Beyond Farming: A Dual-Use Platform for Defense Logistics
One of Thor’s most intriguing capabilities lies outside agriculture. Built to operate autonomously over rugged terrain, the vehicle can haul up to 4 tonnes, making it highly suitable for frontline defense logistics, transporting supplies, medical equipment or materials across unstable and dangerous environments.
In a world where military forces increasingly rely on unmanned systems to protect personnel and maintain supply lines, Thor’s robust design offers a compelling dual-use opportunity. Voltrac’s team has already signalled plans to expand into this domain as demand increases.
Scaling Fast: From Prototype to Production Facility
Voltrac has progressed at unusual speed for a deep-tech hardware company. In just over a year, the team has moved from a blank sheet of paper to a functioning vehicle, rigorous field tests and an operational production facility.
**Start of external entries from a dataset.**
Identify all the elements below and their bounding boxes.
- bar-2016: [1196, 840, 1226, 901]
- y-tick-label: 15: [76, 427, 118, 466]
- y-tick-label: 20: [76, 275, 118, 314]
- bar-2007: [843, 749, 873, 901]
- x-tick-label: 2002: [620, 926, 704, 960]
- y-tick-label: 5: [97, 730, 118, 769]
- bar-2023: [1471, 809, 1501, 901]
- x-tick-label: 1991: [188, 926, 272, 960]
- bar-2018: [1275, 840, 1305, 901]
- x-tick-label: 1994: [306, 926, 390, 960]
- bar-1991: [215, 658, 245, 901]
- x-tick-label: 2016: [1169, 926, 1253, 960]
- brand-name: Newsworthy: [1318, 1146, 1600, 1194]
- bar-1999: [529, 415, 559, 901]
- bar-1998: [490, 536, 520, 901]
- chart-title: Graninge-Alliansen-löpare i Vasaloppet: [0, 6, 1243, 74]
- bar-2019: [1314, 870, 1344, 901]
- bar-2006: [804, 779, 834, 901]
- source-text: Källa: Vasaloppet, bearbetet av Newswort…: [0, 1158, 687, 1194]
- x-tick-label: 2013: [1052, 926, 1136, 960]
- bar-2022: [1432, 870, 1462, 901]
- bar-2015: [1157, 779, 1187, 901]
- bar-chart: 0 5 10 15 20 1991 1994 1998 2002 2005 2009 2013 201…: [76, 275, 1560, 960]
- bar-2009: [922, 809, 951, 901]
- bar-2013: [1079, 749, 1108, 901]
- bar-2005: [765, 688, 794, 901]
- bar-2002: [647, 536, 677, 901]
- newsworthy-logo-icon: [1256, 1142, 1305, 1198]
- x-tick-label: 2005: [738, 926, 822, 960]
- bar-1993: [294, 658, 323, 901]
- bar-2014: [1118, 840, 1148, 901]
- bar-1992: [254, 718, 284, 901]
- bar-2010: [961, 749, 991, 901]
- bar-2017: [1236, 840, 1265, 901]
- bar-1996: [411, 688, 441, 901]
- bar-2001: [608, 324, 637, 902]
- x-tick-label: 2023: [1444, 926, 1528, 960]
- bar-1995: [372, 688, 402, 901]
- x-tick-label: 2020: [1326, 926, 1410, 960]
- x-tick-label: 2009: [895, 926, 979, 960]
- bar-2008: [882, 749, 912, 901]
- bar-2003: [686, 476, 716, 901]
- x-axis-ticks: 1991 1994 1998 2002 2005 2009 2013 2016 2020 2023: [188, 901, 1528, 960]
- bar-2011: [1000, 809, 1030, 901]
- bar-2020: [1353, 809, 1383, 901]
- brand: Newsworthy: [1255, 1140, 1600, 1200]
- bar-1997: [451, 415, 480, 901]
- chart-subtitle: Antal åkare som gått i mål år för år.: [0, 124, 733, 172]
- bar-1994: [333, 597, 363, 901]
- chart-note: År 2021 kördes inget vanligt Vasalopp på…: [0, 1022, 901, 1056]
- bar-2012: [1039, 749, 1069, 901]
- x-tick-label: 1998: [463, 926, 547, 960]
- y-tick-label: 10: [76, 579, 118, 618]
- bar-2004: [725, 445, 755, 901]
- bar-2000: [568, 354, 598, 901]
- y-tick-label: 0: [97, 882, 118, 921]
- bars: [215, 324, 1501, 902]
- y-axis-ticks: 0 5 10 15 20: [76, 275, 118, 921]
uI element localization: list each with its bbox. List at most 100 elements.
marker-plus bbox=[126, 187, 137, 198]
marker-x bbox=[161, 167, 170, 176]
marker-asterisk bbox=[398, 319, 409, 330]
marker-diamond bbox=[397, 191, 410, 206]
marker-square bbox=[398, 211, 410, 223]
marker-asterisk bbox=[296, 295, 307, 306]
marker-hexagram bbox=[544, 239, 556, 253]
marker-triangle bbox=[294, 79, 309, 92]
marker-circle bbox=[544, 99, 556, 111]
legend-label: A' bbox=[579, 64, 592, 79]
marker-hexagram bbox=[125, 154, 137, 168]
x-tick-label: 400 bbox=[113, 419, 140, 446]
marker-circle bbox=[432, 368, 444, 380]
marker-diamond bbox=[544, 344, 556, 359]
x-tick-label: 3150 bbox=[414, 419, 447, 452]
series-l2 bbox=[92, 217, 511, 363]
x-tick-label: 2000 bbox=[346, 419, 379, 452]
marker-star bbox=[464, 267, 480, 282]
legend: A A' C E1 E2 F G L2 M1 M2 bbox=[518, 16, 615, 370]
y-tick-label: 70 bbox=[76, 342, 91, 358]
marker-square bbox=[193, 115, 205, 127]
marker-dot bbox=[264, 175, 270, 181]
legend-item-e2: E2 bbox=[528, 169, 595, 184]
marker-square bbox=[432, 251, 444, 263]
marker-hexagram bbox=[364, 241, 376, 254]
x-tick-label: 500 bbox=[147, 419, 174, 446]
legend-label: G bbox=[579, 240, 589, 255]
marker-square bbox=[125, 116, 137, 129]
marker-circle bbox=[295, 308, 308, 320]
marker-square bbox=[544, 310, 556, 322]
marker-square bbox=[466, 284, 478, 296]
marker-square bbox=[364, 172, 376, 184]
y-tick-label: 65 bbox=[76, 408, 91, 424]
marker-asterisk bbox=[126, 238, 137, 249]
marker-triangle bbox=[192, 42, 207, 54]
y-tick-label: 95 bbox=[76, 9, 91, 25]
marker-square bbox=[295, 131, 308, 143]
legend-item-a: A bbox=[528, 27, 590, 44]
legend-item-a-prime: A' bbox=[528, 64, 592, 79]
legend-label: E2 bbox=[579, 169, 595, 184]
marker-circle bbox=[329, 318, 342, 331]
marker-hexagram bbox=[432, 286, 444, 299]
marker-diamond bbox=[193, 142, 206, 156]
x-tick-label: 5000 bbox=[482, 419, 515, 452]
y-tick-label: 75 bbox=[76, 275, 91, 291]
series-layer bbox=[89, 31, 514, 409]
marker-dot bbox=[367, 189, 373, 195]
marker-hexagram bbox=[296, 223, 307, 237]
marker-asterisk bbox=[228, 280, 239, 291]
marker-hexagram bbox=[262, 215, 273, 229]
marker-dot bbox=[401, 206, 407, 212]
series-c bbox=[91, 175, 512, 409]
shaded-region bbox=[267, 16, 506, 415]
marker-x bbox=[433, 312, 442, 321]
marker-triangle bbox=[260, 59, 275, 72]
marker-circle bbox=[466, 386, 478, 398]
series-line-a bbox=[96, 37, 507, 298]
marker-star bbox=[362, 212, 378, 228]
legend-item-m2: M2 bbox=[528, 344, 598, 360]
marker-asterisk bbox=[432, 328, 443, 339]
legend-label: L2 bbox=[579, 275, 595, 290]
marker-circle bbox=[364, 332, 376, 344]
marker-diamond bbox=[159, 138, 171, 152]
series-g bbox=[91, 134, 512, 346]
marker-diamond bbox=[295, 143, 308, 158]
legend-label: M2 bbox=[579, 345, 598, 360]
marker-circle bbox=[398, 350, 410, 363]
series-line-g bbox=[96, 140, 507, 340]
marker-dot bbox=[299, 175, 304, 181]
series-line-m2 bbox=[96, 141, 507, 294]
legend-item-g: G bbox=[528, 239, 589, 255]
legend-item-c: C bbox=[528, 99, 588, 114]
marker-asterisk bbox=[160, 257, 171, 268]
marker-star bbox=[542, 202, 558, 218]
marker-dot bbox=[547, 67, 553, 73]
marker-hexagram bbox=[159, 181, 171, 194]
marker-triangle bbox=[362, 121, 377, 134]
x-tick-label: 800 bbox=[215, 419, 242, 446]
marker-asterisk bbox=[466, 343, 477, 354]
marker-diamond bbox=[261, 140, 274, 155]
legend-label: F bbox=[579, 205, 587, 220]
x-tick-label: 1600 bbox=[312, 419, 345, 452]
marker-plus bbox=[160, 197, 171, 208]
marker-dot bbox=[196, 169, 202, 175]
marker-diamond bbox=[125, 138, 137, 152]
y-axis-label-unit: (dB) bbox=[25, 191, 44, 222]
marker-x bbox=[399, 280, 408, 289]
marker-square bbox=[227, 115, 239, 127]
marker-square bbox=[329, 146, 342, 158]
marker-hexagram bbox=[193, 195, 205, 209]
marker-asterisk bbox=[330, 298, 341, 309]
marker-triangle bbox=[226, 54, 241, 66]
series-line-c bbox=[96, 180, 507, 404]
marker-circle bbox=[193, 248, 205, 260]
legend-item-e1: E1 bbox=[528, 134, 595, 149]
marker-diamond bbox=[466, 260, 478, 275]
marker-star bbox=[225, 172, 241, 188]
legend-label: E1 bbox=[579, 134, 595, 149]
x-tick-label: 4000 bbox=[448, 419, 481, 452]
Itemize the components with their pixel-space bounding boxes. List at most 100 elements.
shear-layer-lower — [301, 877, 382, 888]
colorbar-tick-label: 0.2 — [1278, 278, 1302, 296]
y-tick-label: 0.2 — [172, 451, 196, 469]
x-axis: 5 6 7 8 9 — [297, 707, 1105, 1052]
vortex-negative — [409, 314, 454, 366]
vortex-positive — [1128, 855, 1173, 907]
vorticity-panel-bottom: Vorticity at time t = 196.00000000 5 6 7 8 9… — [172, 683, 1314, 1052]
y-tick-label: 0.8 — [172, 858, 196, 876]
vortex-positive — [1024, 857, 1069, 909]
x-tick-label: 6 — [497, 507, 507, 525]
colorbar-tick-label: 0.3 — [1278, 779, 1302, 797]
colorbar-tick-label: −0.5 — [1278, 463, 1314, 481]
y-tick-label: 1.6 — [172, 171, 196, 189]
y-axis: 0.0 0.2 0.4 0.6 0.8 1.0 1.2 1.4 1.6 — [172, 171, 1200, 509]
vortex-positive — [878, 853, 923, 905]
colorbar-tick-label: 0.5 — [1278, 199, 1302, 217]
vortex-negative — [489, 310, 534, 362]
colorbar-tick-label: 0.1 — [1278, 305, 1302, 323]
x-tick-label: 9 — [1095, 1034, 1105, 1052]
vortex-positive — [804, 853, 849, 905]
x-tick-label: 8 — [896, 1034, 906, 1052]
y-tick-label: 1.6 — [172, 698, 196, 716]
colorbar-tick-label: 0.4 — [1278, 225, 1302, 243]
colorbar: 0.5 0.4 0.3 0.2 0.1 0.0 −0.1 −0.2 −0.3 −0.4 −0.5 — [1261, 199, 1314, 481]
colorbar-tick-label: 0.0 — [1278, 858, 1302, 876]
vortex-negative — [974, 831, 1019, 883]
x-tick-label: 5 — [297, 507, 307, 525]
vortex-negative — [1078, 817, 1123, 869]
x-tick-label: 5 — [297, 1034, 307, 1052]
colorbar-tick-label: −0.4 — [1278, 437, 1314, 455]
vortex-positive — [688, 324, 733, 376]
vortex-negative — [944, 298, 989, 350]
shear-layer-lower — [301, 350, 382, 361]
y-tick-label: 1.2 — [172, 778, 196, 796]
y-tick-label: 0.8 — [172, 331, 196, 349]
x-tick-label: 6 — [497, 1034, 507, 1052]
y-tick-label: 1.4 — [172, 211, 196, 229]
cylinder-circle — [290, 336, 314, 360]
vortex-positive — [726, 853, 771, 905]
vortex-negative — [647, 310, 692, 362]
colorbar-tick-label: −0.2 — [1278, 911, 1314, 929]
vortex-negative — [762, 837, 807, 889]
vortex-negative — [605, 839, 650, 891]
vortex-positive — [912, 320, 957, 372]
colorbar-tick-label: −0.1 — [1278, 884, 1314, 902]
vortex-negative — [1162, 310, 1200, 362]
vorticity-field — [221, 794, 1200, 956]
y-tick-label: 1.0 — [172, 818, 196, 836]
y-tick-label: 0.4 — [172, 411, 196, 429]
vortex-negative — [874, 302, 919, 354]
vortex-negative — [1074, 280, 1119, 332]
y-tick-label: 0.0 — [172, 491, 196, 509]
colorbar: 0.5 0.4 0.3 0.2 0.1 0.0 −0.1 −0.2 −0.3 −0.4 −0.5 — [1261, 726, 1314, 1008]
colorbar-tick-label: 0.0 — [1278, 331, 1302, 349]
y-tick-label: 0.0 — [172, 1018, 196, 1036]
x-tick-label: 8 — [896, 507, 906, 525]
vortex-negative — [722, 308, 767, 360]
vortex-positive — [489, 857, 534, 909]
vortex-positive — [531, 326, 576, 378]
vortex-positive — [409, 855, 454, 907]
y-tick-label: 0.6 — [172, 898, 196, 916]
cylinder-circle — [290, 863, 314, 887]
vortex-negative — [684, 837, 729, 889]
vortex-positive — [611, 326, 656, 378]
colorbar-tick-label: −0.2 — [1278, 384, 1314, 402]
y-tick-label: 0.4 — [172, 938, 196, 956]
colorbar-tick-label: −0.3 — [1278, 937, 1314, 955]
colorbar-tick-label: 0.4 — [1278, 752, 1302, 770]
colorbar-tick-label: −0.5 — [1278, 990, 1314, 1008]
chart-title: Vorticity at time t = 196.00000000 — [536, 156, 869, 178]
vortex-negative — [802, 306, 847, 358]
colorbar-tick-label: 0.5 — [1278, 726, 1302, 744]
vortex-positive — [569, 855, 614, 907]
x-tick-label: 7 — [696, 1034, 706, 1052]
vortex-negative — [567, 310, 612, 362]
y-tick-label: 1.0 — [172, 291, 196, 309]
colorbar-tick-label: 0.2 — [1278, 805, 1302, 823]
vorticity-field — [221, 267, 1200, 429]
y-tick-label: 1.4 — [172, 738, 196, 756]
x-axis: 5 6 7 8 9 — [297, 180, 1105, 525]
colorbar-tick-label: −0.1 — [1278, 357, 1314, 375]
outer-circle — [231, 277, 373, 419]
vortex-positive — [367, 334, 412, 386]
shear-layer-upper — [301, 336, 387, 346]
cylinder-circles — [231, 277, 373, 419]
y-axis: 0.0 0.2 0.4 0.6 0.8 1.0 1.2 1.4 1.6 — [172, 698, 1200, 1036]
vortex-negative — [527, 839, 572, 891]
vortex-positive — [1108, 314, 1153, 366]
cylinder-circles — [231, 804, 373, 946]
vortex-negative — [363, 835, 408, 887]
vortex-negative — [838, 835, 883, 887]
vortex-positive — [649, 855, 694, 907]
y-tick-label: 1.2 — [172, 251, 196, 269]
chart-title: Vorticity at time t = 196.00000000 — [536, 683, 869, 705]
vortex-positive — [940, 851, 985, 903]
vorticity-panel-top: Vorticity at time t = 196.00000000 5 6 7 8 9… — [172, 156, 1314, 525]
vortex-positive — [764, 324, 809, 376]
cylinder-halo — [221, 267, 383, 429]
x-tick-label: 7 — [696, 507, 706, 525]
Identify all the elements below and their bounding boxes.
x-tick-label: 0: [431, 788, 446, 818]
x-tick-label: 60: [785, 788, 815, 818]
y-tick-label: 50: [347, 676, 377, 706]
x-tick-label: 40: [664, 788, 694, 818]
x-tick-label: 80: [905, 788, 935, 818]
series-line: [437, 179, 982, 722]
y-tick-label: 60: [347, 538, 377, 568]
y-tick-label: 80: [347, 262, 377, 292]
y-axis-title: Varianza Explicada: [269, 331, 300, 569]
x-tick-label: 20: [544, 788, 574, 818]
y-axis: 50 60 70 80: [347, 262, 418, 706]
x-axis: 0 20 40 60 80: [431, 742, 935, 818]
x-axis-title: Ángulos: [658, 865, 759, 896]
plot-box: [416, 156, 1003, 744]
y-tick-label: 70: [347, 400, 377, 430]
With the new funding, manufacturing will scale to 100 units per year starting in 2026, a goal supported by new hiring across hardware, software, sales, testing and operations.
The founders emphasise that this scaling effort is not only about business growth but about addressing systemic challenges affecting farmers worldwide. Their long-term mission is clear, which is to ensure that no family loses their land because there aren’t enough hands available to work it.

What’s Next for Spain-based startup Voltrac ?
Voltrac’s roadmap is ambitious. The company plans to advance Thor’s autonomy level, incorporating reinforcement learning to help the vehicle adapt dynamically to changing crop conditions. This includes optimising treatments, improving yields and making data-driven operational decisions with minimal human oversight.
As the climate grows more unpredictable and labour scarcity continues to intensify, Voltrac aims to provide farmers and frontline operators with technology that reduces risk, improves sustainability and enables resilient food production.
Their message is direct: no one should endure the economic or physical hardships of essential labour when a robot can safely and reliably do it instead.